Self-force Regularization in the Schwarzschild Spacetime

TL;DR

This paper reviews the challenges and recent progress in calculating the gravitational self-force on particles in Schwarzschild spacetime, focusing on regularization and gauge issues crucial for modeling black hole-particle systems.

Contribution

It provides a detailed discussion of the regularization and gauge problems in self-force calculations and reports recent advances in the Schwarzschild background.

Findings

Progress in regularizing the divergent self-force.

Insights into gauge transformation issues.

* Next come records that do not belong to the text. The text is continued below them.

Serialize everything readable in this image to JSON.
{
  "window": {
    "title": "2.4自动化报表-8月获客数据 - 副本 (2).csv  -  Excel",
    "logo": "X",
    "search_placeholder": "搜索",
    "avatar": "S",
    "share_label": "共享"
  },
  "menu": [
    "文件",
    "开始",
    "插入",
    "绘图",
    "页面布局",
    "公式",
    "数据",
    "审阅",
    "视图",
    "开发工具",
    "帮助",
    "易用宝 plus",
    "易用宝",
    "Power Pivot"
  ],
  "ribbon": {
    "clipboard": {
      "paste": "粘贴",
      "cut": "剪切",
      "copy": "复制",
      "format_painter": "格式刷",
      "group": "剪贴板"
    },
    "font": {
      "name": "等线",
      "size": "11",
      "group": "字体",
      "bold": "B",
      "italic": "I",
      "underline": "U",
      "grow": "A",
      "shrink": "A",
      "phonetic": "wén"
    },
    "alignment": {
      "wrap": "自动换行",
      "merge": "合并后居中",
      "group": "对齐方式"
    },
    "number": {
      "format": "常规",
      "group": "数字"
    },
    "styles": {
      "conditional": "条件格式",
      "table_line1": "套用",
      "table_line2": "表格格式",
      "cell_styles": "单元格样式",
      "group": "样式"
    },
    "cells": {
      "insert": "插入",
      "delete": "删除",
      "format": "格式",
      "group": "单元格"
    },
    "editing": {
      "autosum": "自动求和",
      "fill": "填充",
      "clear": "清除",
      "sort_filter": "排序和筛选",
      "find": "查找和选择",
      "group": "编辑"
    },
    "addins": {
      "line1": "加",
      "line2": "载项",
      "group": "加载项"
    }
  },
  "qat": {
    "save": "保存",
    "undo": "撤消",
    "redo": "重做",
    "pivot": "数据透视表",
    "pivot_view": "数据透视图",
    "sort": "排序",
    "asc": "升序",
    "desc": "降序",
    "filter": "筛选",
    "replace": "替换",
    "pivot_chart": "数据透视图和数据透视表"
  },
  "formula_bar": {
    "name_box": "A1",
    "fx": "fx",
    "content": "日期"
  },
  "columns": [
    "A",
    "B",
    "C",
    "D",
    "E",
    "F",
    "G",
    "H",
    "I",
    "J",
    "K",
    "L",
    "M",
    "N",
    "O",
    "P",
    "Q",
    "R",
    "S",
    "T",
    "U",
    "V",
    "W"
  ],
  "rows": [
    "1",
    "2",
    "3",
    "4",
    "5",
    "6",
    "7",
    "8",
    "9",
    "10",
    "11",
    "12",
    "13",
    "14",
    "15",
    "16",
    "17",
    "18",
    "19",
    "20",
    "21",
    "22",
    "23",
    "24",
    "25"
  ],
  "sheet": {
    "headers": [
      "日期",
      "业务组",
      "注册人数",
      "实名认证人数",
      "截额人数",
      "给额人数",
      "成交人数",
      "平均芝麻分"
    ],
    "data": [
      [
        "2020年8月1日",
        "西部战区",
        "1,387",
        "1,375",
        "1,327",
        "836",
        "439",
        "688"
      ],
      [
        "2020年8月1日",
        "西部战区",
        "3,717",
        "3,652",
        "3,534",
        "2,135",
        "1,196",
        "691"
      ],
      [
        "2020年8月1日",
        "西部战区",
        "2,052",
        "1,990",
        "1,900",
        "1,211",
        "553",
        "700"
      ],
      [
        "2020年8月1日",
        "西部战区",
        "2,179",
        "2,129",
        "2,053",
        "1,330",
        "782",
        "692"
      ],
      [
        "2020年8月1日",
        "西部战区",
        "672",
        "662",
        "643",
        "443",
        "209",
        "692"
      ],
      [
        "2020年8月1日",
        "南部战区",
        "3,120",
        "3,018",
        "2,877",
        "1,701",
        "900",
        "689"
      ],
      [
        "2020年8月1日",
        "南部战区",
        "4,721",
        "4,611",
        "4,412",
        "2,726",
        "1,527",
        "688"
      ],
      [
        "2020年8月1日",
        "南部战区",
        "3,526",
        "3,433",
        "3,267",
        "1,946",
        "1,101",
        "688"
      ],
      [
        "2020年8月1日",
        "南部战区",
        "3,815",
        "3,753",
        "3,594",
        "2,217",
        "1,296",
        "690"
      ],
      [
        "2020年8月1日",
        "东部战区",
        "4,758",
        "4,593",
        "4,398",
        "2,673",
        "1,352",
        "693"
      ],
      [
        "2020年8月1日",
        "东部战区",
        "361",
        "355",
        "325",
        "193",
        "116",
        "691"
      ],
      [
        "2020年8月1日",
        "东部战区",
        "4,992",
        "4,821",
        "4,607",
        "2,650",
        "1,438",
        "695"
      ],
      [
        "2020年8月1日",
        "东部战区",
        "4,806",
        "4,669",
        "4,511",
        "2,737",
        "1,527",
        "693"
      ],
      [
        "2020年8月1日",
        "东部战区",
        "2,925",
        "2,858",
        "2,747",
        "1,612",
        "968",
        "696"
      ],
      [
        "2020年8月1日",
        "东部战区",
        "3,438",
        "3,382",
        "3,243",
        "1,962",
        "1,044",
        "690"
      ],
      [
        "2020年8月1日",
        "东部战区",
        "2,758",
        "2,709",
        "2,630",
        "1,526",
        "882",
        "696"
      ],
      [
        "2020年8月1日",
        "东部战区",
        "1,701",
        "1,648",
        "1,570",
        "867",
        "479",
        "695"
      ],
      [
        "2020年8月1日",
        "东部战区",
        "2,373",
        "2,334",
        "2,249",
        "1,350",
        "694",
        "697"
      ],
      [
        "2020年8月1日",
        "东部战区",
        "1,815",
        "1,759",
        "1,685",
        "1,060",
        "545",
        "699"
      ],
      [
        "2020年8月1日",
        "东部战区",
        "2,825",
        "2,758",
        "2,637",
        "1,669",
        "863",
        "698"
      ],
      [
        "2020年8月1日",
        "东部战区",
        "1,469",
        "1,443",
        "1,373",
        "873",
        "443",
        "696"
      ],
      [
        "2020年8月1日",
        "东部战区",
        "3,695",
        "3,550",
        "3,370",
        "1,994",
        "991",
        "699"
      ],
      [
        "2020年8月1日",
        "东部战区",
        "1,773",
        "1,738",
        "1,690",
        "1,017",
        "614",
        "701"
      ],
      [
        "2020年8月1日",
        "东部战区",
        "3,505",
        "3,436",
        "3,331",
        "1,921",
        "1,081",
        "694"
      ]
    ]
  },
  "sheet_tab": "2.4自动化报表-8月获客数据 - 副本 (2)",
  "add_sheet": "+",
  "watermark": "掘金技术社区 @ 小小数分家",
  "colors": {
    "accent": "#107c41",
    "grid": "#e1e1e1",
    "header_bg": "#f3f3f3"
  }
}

Advances in applying self-force calculations to Schwarzschild spacetime.

Abstract

We discuss the gravitational self-force on a particle in a black hole space-time. For a point particle, the full (bare) self-force diverges. The metric perturbation induced by a particle can be divided into two parts, the direct part (or the S part) and the tail part (or the R part), in the harmonic gauge, and the regularized self-force is derived from the R part which is regular and satisfies the source-free perturbed Einstein equations. But this formulation is abstract, so when we apply to black hole-particle systems, there are many problems to be overcome in order to derive a concrete self-force. These problems are roughly divided into two parts. They are the problem of regularizing the divergent self-force, i.e., ``subtraction problem'' and the problem of the singularity in gauge transformation, i.e., ``gauge problem''. In this paper, we discuss these problems in the Schwarzschild background and report some recent progress.